Abschluss der Bergpredigt

Ein ganzes Jahr sind wir während unserer Sonntagstreffen "Impressions" durch die Bergspredigt gegangen, das Manifest des Reiches Gottes, der Fokuspunkt eines Objektives, an welchem die ganze sichtbare Wirklichkeit auf den Kopf gestellt wird, weil man einen Blick in Gottes Wirklichkeit erhaschen darf.
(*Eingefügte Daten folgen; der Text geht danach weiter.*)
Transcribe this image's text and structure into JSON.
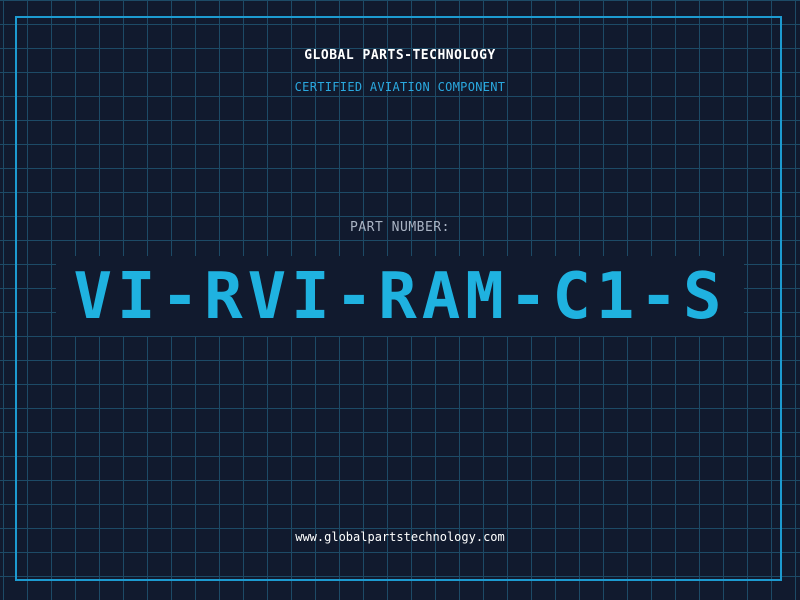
{
  "header": {
    "company": "GLOBAL PARTS-TECHNOLOGY",
    "subtitle": "CERTIFIED AVIATION COMPONENT"
  },
  "part": {
    "label": "PART NUMBER:",
    "number": "VI-RVI-RAM-C1-S"
  },
  "footer": {
    "url": "www.globalpartstechnology.com"
  },
  "colors": {
    "background": "#111a2e",
    "grid": "#1d4a66",
    "frame": "#1d9ad0",
    "accent": "#1fb2e0",
    "subtitle": "#2aa8df",
    "label": "#aab4c4",
    "text": "#ffffff"
  }
}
Die Bergpredigt, welche all unsere menschlichen "Normalitäten" in Frage stellt; wo nicht Stars und Sternchen selig gepriesen werden sondern die, denen es dreckig geht; wo gefordert wird auch denen liebevolle Weihnachtsgeschenke zu machen, die uns an den Kragen wollen; wo gesagt wird, man möge einem Dieb doch bitte beim Raustragen helfen. Die Bergpredigt, welche uns die unerhörte Großzügigkeit Gottes vormalt, weil Er genau all das ist und tut. Die Bergpredigt, welche uns den menschlichen Egoismus schonlungslos vor Augen führt und uns unweigerlich spüren lässt, dass eben dieser gottverdammte Egoismus uns die Bergpredigt als gefühlte Unmöglichkeit erscheinen lässt.